# Help with 1992 Hymer 544



## 504329lt (Nov 6, 2006)

Hi

I have recently purchased a 1992 Hymer 544 from Germany and I have the following queries.

I cannot get the Truma heater to light, even though all taps are open and the unit is sparking. Note that the hob and fridge work fine off the gas.

When I fill the water tank, the bathroom tap works, i.e. the pump works, but the kitchen does not.

I empty the wastewater tank by opening the cock near the gas taps under the sink. Does this also drain the boiler? How do you know when you are filling the boiler. I do not want to attempt to start the boiler unless I am sure it has water in it.

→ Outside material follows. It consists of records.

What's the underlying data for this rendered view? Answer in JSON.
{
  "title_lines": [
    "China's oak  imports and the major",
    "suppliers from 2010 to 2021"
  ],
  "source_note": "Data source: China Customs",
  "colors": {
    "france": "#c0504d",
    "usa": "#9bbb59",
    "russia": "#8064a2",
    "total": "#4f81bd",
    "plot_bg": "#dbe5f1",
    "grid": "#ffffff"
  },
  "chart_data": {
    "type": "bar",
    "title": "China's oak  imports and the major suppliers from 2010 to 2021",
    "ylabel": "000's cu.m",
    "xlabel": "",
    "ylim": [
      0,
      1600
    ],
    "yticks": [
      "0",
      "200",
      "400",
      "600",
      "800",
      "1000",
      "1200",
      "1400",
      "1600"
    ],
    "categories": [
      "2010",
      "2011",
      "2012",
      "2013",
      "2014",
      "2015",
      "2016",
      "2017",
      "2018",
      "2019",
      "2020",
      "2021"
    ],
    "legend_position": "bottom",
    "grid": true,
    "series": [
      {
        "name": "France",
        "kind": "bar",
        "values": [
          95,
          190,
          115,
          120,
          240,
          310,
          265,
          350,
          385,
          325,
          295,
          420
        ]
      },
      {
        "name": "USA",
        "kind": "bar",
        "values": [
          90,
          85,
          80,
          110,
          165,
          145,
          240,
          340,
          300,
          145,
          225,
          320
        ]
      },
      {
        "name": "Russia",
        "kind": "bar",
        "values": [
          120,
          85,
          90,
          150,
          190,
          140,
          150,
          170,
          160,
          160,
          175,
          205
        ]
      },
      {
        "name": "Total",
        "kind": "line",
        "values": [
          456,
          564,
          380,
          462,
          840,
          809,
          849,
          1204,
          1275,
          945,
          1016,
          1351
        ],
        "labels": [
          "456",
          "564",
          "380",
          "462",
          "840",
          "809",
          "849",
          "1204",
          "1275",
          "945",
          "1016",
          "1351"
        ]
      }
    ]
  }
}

Can anyone reccommend somewhere near York to have the appliances serviced?

Many thanks

Martin


----------



## 88927 (May 10, 2005)

Hi Martin...
OK first off, have you got the gas turned on to the Truma? If it is sparking then it should light if there is gas to it. Otherwise maybe the thermostat is useless...
Is your water system controlled by a pressure switch or micro switches on the individual taps? How long did you leave the kitchen tap on for? and did you hear the pump run when you turned on the hot tap? The hot tap is the one that needs to be on to allow the boiler to fill and to purge any air out of the system...
Emptying the waste water tank should not empty the boiler, the boiler has its own valve to allow it to be emptied... It should also have an over temperature thermostat to prevent damage if it were fired up without water...
Also I would contact Duncan at Star Spangled Spanner
and see what he suggests, although he is primaily repairing RV's he also does european stuff if I remember correctly...

Good luck matey

Keith


----------